MOSCOU, 14 oct 2013 (AFP) – La Russie commémorait lundi le 70e anniversaire
de la révolte du camp de Sobibor, la plus importante évasion de prisonniers
d’un camp nazi pendant la guerre, organisée par un officier de l’Armée rouge,
un événement occulté pendant des décennies en URSS.
A l’approche de cet anniversaire, le président russe Vladimir Poutine a
chargé le ministère de la Défense d’élaborer un projet pour « immortaliser les
héros qui s’étaient révoltés dans le camp d’extermination nazi de Sobibor »,
dans le sud-est de la Pologne, le 14 octobre 1943.
Cette décision a été prise à la suite de l’appel du Conseil consultatif
pour les droits de l’homme auprès du Kremlin à décerner post-mortem l’ordre de
Héros de la Russie — la plus haute distinction du pays — à l’organisateur de
la révolte, le lieutenant Alexandre Petcherski, dont l’exploit a été occulté
pendant toute l’époque soviétique en raison de ses origines juives.
Non seulement Petcherski n’a reçu aucune décoration pour son rôle majeur
dans cette révolte, au cours de laquelle quelque 400 prisonniers ont tenté de
s’échapper, mais il a été persécuté pendant les campagnes antisémites de
l’époque stalinienne.
« Manifestement, le régime totalitaire n’était pas intéressé par cet acte
héroïque », a déclaré à l’AFP le chef du Conseil consultatif pour les droits de
l’homme auprès du Kremlin, Mikhaïl Fedotov.
Même après la mort de Staline en 1953, il n’était pas politiquement
souhaitable d’inscrire l’héroïsme de Petcherski dans l’histoire officielle
soviétique. « Personne ne voulait prendre le risque d’attirer l’attention sur
lui », estime l’historien Iouri Dombrovski.
Le lieutenant Petcherski, fait prisonnier après être tombé dans une
embuscade, a été envoyé au camp d’extermination de Sobibor en septembre 1943
en raison de ses origines juives.
Moins d’un mois après son arrivée à Sobibor, Petcherski a organisé avec
d’autres prisonniers une révolte particulièrement audacieuse, tuant un par un
une dizaine d’officiers de la SS et des gardiens ukrainiens du camp.
Quelque 300 prisonniers ont alors réussi à s’échapper en faisant une brèche
dans les barbelés, alors que 80 autres ont été tués par les gardiens. Près de
170 révoltés ont ensuite été capturés par les nazis et fusillés.

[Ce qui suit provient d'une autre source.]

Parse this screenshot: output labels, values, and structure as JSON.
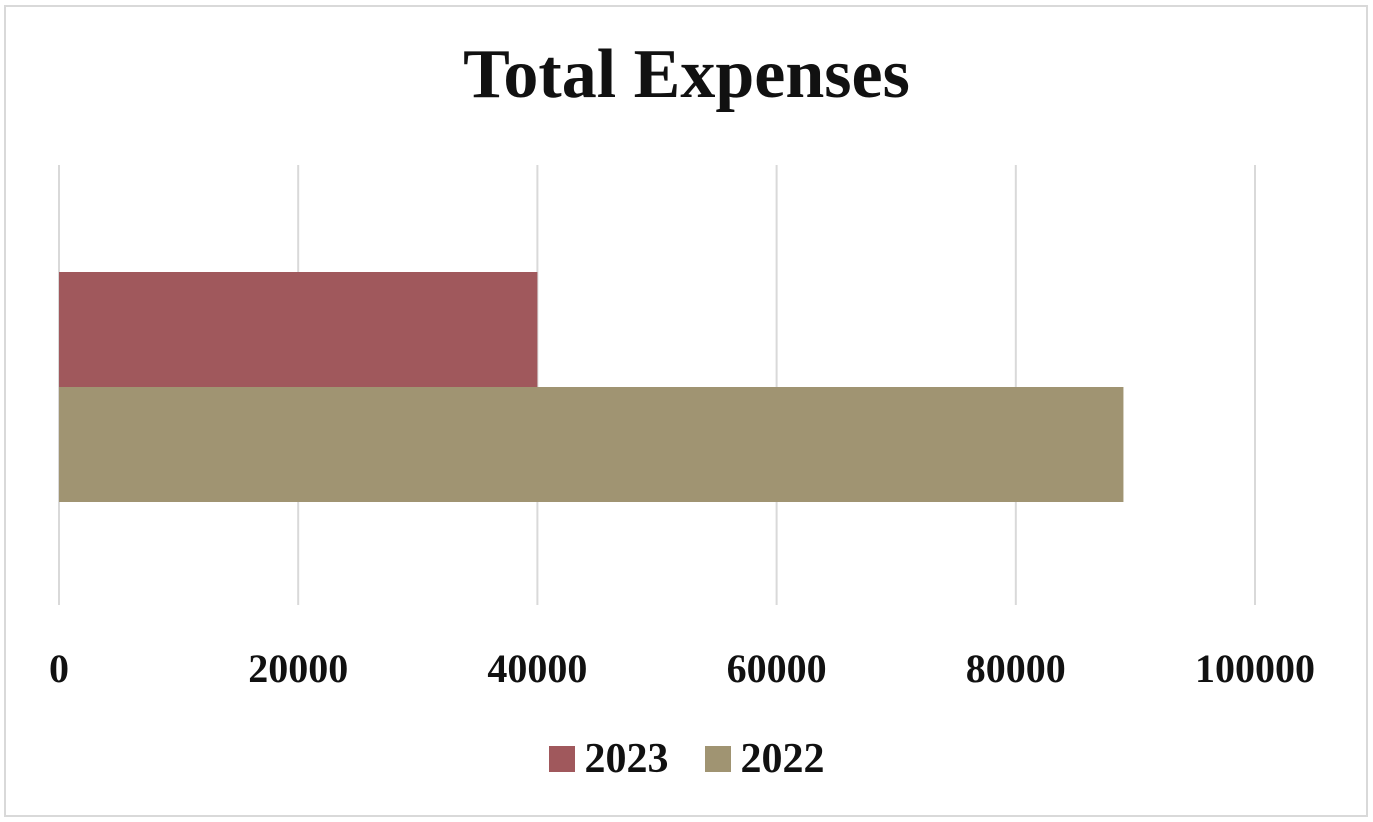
{
  "chart_data": {
    "type": "bar",
    "orientation": "horizontal",
    "title": "Total Expenses",
    "xlabel": "",
    "ylabel": "",
    "categories": [
      ""
    ],
    "series": [
      {
        "name": "2023",
        "values": [
          40000
        ],
        "color": "#a0585c"
      },
      {
        "name": "2022",
        "values": [
          89000
        ],
        "color": "#a09472"
      }
    ],
    "xlim": [
      0,
      100000
    ],
    "x_ticks": [
      "0",
      "20000",
      "40000",
      "60000",
      "80000",
      "100000"
    ],
    "grid": "vertical",
    "legend_position": "bottom",
    "gridline_color": "#d9d9d9"
  }
}
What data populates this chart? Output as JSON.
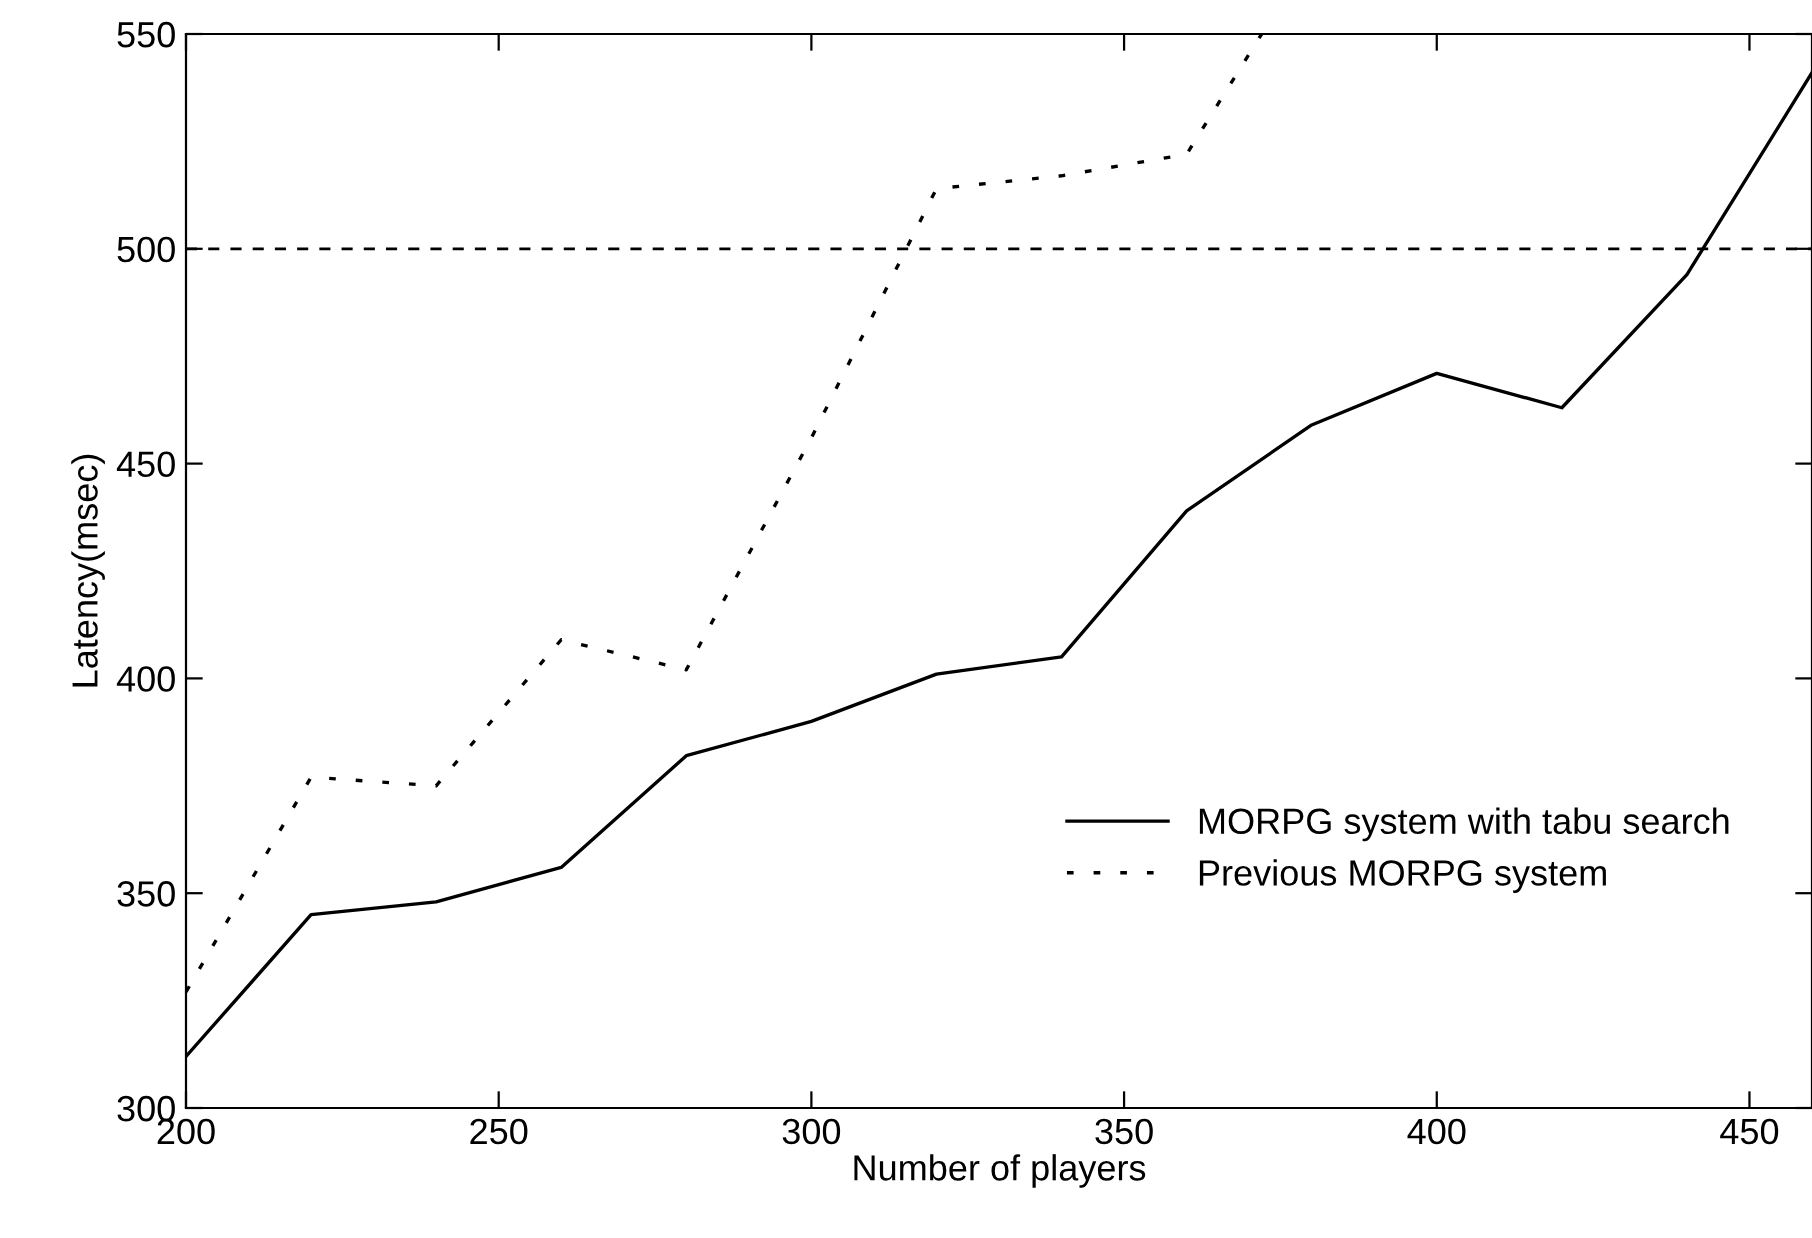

Des prisonniers qui n’avaient pas participé à la révolte ont également été
exécutés. Les nazis ont ensuite démoli Sobibor pour effacer toute trace de ce
camp où, au total, plus de 250.000 personnes ont été tuées.
Lundi, une cérémonie commémorative devait avoir lieu dans une synagogue de
Moscou, en présence de représentants de l’administration présidentielle et du
ministère de la Défense.
Dans le cadre de cette commémoration, qui s’inscrit dans la campagne du
Kremlin visant à renforcer le patriotisme en Russie, la télévision publique va
diffuser mardi un documentaire sur la révolte de Sobibor.
En 1987, un film britannique « Les rescapés de Sobibor » avec l’acteur
hollandais Rutger Hauer dans le rôle principal a déjà rendu hommage à cette
révolte.
Une rue en Israël et un mémorial à Boston portent le nom de Petcherski.
« Relations compliquées avec l’histoire »
« N’est-ce pas étonnant qu’un acte héroïque connu dans le monde entier n’ait
pas été honoré publiquement en Russie? », s’est interrogé Léonid Mletchine,
auteur du documentaire télévisé sur Sobibor, qui a avoué à l’AFP n’avoir
appris que récemment l’histoire de cette révolte.
« Notre société a des relations compliquées avec l’histoire », remarque-t-il.
Après s’être échappé de Sobibor, Petcherski est retourné au front. Mais
lors de la campagne antisémite lancée en URSS après la fin de guerre, il est
devenu l’objet de persécutions et les autorités soviétiques ont tout fait pour
que la révolte de Sobibor organisée par un Juif tombe dans l’oubli.
Petcherski n’a pu obtenir son premier emploi — dans une usine — qu’après
la mort de Staline.
Il est resté en contact avec les autres rescapés, mais n’a jamais été
autorisé à voyager à l’étranger pour participer à des cérémonies
commémoratives ou des procès de criminels nazis.
Alexandre Petcherski est décédé en 1990 à Rostov-sur-le-Don, sa ville
natale, où quasiment personne ne savait qu’il était à l’origine de la seule
évasion massive réussie d’un camp nazi pendant la Seconde guerre mondiale.